In our article The Pure Relational database is dead there
were a lot of misunderstandings as a result of our poor choice of words. People thought we were bashing the relational model because in their mind that was what
pure meant. I got hit with a lot of poetic insults. I still can't think of an alternative word to use for what I meant. Simple doesn't really do it as even relational databases with just standard types
were far from simple when you consider the planner and all the other stuff going on under the hood to protect you from the underlying storage structure. What I was trying to say is that in the beginning most relational databases
just supported a standard set of types which you could not expand on and most people when they think relational today still think just that. That type of relational database is in my book dead or almost dead.
How did this all start. Well whenever we use something like PostgreSQL to store anything complex -- take your pick: geometry data, tree like structures which we use
ltree for, full-text query constructs, and Yes XML we get bashed by some know-it-all who has a very narrow view of what a relational database should be doing and suggesting we use a NoSQL database, a graph engine or a full text engine or normalize our data more. I have also learned XML is a dirty word to many people. I mistakenly thought XML was a complex type people could
relate to, but turns out they can relate to it so well that it brings up tragic memories I can only equate to Post Traumatic Stress Disorder suffered by war veterans or (early or wrong) technology adopters. That was not
my intent either. XML was just merely an example. I will not say you should use XML in your tables, but I will also not say you should stay clear of it as many people wanted me to say. I will say its use is rare, but it has its place. It has its place just as any other complex type and it has its own special needs for navigation, indexing etc. which many relational databases handle fine enough.

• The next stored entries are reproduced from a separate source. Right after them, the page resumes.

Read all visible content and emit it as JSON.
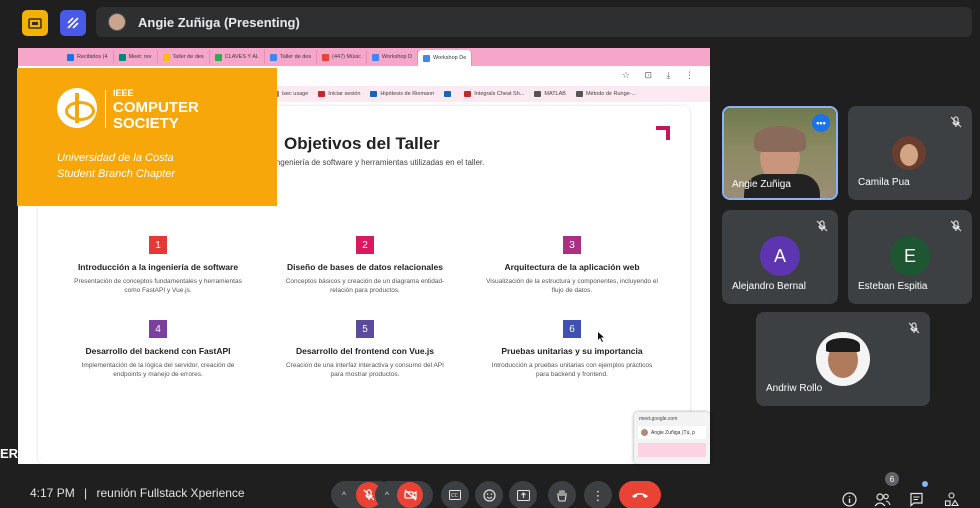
{
  "topbar": {
    "presenter": "Angie Zuñiga (Presenting)"
  },
  "browser": {
    "tabs": [
      {
        "label": "Recibidos (4",
        "color": "#1a73e8"
      },
      {
        "label": "Meet: rev",
        "color": "#00897b"
      },
      {
        "label": "Taller de des",
        "color": "#fbbc04"
      },
      {
        "label": "CLAVES Y AL",
        "color": "#34a853"
      },
      {
        "label": "Taller de des",
        "color": "#4285f4"
      },
      {
        "label": "(447) Músic",
        "color": "#ea4335"
      },
      {
        "label": "Workshop D",
        "color": "#4285f4"
      },
      {
        "label": "Workshop De",
        "color": "#4285f4"
      }
    ],
    "bookmarks": [
      {
        "label": "isec usage",
        "color": "#888"
      },
      {
        "label": "Iniciar sesión",
        "color": "#c62828"
      },
      {
        "label": "Hipótesis de Riemann",
        "color": "#1565c0"
      },
      {
        "label": "",
        "color": "#1565c0"
      },
      {
        "label": "Integrals Cheat Sh...",
        "color": "#c62828"
      },
      {
        "label": "MATLAB",
        "color": "#555"
      },
      {
        "label": "Método de Runge-...",
        "color": "#555"
      }
    ]
  },
  "slide": {
    "title": "Objetivos del Taller",
    "subtitle": "ingeniería de software y herramientas utilizadas en el taller.",
    "objectives": [
      {
        "num": "1",
        "color": "#e53935",
        "title": "Introducción a la ingeniería de software",
        "desc": "Presentación de conceptos fundamentales y herramientas como FastAPI y Vue.js."
      },
      {
        "num": "2",
        "color": "#d81b60",
        "title": "Diseño de bases de datos relacionales",
        "desc": "Conceptos básicos y creación de un diagrama entidad-relación para productos."
      },
      {
        "num": "3",
        "color": "#ab2f82",
        "title": "Arquitectura de la aplicación web",
        "desc": "Visualización de la estructura y componentes, incluyendo el flujo de datos."
      },
      {
        "num": "4",
        "color": "#7b3fa0",
        "title": "Desarrollo del backend con FastAPI",
        "desc": "Implementación de la lógica del servidor, creación de endpoints y manejo de errores."
      },
      {
        "num": "5",
        "color": "#5c4a9e",
        "title": "Desarrollo del frontend con Vue.js",
        "desc": "Creación de una interfaz interactiva y consumo del API para mostrar productos."
      },
      {
        "num": "6",
        "color": "#3f51b5",
        "title": "Pruebas unitarias y su importancia",
        "desc": "Introducción a pruebas unitarias con ejemplos prácticos para backend y frontend."
      }
    ]
  },
  "ieee": {
    "line1": "IEEE",
    "line2": "COMPUTER",
    "line3": "SOCIETY",
    "sub1": "Universidad de la Costa",
    "sub2": "Student Branch Chapter"
  },
  "popup": {
    "url": "meet.google.com",
    "row": "Angie Zuñiga (Tú, p"
  },
  "participants": [
    {
      "name": "Angie Zuñiga"
    },
    {
      "name": "Camila Pua"
    },
    {
      "name": "Alejandro Bernal",
      "initial": "A",
      "color": "#5e35b1"
    },
    {
      "name": "Esteban Espitia",
      "initial": "E",
      "color": "#1e5631"
    },
    {
      "name": "Andriw Rollo"
    }
  ],
  "meeting": {
    "time": "4:17 PM",
    "separator": "|",
    "name": "reunión Fullstack Xperience"
  },
  "people_count": "6",
  "left_edge": {
    "er": "ER"
  },
  "colors": {
    "hangup": "#ea4335",
    "accent": "#f7a70a",
    "brand": "#1a73e8"
  }
}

My point was that the relational model, SQL, complex types, and user defined types work handsomely together. If you look at Oracle, DB2, PostgreSQL, SQL Server you'll
see they have made lots of enhancements over the years to beef up their indexing, storage etc, so that YES your specialty types get treated with the same care that they provide
for their more standard packaged types. That means you can write SQL that say outputs a geometry, a person's name, or a subset of data from an XML field and that can navigate data with a simple btree join or an RTree based join and then on top of that do further filtering
using specialty functions many of which can also make use of specialty indexes or to output a subset of data of a larger object. This combination in my book is much more powerful than creating a separate database to for example
store just graphs, or full text engine, or navigable documents. The reality is that related data comes in all shapes and forms and can be related to other data in a different shape and form. It is rare that a document storage proposed by JSON (Couch Db, MongDB etc.) is ideal for all your data just as it is rare that all your data should be finely normalized and broken up into columns with a canned set of types we are used to working with.
I am not bashing the NoSQL folks by any means. If all you want to do is that, then I'm all for simplicity and simplicity is best if it satisfies all or most of your needs or is significantly faster.
For my apps however I need something a little more that can handle all my specialty needs. My needs for navigating across space, across nested relationships, and every so often
querying an arbitrary bag of properties (e.g hstore, json, xml) without having to join with many more tables, and even use a more suitable syntax such as the syntax for querying full text data. This is why I choose PostgreSQL, because it lets me do all of that
and lets me do it with my favorite language SQL and most of the time with a single SQL statement. Also please stop with these arguments about how SQL does not mean Relational and not what Codd had intended.
I know all of that, but I still like it never the less and whether you like it or not, the databases we classify as relational HAVE standardized on SQL and SQL ain't a naughty word.